Characterization of Locally Excited and Charge‐Transfer States of the Anticancer Drug Lapatinib by Ultrafast Spectroscopy and Computational Studies

• Published in: Chemistry : a European journal Vol. 26; no. 68; pp. 15922 - 15930
• Main Authors: Vayá, Ignacio, Andreu, Inmaculada, Lence, Emilio, González‐Bello, Concepción, Consuelo Cuquerella, M., Navarrete‐Miguel, Miriam, Roca‐Sanjuán, Daniel, Miranda, Miguel A.
• Format: Journal Article
• Language: English
• Published: Germany Wiley Subscription Services, Inc 04.12.2020
• Subjects: anticancer drugs; Antineoplastic Agents - chemistry; Cancer; Charge transfer; Chemistry; Computer applications; femtosecond transient absorption; fluorescence; Human serum albumin; Humans; Inhibitor drugs; lapatinib; Lapatinib - chemistry; Molecular dynamics; Molecular Dynamics Simulation; molecular dynamics simulations; Organic solvents; Photosensitization; Serum albumin; Serum Albumin, Human - chemistry; Spectroscopy; Spectrum Analysis; molecular dynamics simulations; lapatinib; femtosecond transient absorption; fluorescence; anticancer drugs
• ISSN: 0947-6539; 1521-3765; 1521-3765
• DOI: 10.1002/chem.202001336

Lapatinib (LAP) is an anticancer drug, which is metabolized to the N‐ and O‐dealkylated products (N‐LAP and O‐LAP, respectively).
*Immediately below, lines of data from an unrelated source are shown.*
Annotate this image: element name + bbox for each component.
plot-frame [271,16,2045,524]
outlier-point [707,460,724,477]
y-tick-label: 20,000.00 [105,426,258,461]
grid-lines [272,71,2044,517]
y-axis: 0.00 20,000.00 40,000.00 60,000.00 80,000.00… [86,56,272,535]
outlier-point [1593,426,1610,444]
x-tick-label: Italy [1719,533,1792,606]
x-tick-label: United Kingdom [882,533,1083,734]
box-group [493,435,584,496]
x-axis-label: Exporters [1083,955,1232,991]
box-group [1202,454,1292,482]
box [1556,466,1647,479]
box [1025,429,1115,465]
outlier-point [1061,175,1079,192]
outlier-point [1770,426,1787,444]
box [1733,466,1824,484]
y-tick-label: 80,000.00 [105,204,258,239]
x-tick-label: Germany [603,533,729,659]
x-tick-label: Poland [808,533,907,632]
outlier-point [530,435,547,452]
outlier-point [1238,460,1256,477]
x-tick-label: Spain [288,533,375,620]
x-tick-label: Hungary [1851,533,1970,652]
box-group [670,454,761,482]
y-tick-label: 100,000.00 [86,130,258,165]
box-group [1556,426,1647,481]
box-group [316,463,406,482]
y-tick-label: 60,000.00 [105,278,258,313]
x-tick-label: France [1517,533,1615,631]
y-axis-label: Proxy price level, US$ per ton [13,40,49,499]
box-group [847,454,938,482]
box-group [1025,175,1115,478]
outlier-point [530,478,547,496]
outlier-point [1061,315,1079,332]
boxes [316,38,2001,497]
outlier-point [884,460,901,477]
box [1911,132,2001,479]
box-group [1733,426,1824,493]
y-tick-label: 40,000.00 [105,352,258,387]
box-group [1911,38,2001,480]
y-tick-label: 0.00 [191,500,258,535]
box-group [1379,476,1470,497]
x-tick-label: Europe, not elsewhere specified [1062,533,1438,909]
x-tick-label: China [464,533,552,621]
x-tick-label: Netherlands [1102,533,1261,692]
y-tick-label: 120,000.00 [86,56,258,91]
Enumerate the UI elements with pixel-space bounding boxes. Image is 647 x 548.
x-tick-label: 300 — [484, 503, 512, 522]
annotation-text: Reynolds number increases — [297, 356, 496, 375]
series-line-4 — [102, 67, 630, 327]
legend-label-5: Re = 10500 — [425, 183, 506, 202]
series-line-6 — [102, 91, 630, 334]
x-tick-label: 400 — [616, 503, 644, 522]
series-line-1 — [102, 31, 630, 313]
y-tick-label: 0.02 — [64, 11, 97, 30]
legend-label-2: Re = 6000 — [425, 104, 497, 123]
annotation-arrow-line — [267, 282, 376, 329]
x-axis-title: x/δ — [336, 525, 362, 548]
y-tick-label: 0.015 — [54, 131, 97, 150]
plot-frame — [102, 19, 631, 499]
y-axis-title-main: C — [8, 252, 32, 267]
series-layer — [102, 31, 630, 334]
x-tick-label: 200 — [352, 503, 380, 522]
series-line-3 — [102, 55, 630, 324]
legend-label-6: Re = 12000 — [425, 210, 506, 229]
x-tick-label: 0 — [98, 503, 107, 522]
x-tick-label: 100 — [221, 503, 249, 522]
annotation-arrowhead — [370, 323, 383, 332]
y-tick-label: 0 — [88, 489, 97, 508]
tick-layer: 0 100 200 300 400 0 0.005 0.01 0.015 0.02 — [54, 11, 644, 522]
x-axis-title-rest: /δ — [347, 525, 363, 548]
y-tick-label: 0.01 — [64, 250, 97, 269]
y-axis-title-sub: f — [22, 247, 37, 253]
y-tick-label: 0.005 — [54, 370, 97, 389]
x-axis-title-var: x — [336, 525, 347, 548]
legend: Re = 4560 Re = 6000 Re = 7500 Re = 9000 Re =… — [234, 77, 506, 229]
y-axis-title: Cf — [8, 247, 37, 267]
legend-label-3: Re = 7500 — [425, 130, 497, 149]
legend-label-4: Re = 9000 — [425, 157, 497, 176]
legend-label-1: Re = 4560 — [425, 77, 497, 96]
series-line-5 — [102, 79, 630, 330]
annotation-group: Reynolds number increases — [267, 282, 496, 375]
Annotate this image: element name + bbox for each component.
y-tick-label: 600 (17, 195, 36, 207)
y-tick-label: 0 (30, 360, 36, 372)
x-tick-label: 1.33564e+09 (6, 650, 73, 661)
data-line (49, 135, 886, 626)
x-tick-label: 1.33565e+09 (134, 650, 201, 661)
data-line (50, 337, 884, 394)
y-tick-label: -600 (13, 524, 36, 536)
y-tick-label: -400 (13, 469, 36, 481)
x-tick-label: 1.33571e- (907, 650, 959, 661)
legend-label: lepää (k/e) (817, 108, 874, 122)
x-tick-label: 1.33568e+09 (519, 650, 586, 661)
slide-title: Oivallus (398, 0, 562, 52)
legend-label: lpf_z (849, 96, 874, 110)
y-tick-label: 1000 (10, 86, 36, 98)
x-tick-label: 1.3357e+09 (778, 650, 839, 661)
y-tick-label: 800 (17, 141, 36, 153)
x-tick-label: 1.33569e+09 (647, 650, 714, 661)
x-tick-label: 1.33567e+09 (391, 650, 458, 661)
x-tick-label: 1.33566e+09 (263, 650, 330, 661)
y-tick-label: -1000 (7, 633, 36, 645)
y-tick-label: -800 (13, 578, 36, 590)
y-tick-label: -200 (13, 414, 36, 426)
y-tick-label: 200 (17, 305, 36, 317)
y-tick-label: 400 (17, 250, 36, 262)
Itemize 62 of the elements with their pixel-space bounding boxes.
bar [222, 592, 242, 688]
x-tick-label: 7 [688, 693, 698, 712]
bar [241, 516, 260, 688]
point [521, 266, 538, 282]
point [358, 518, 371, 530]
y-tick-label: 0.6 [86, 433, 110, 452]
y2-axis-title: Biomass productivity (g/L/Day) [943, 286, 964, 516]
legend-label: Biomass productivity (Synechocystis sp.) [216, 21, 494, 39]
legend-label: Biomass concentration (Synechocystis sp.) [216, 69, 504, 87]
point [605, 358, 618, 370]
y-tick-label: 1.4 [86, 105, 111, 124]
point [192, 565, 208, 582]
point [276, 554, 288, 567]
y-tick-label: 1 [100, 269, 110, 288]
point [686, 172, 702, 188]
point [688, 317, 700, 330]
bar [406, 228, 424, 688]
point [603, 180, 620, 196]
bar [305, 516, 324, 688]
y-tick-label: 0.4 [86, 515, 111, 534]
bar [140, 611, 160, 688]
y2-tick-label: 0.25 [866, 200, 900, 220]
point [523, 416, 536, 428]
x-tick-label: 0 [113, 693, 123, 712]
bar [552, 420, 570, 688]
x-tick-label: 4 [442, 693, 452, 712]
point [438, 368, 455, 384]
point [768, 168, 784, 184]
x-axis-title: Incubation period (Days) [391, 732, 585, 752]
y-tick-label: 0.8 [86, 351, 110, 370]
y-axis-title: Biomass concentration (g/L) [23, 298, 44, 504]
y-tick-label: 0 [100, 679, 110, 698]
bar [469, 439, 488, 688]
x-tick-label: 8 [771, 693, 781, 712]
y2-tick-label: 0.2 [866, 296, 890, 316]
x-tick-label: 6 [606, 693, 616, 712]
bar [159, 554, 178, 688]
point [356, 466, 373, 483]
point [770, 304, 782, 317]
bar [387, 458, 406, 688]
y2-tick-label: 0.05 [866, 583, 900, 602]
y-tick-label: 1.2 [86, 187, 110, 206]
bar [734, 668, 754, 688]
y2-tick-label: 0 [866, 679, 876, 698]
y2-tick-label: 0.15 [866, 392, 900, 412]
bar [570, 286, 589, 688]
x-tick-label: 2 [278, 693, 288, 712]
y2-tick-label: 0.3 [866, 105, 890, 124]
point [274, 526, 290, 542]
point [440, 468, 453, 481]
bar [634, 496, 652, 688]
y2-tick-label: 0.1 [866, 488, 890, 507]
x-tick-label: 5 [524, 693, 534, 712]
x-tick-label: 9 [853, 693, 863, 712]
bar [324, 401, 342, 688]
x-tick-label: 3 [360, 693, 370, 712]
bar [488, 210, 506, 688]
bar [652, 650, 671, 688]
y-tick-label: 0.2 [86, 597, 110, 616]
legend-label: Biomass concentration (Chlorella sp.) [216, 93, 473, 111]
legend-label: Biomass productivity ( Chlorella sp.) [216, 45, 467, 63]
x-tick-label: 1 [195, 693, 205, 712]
In view of the photosensitizing potential of related drugs, a complete experimental and theoretical study has been performed on LAP, N‐LAP and O‐LAP, both in solution and upon complexation with human serum albumin (HSA). In organic solvents, coplanar locally excited (LE) emissive states are generated; they rapidly evolve towards twisted intramolecular charge‐transfer (ICT) states. By contrast, within HSA only LE states are detected. Accordingly, femtosecond transient absorption reveals a very fast switching (ca. 2 ps) from LE (λmax=550 nm) to ICT states (λmax=480 nm) in solution, whereas within HSA the LE species become stabilized and live much longer (up to the ns scale). Interestingly, molecular dynamics simulation studies confirm that the coplanar orientation is preferred for LAP (or to a lesser extent N‐LAP) within HSA, explaining the experimental results. Ultra–faster than fast: The photophysical properties of the anticancer drug lapatinib and two of its metabolites have been fully characterized in solution and in the presence of human serum albumin by means of ultrafast spectroscopy and computational studies. All results indicate that the geometrical arrangement controls their photobehavior. Thus, in a coplanar orientation locally excited states are formed whereas in a twisted positioning intramolecular charge‐transfer states prevail.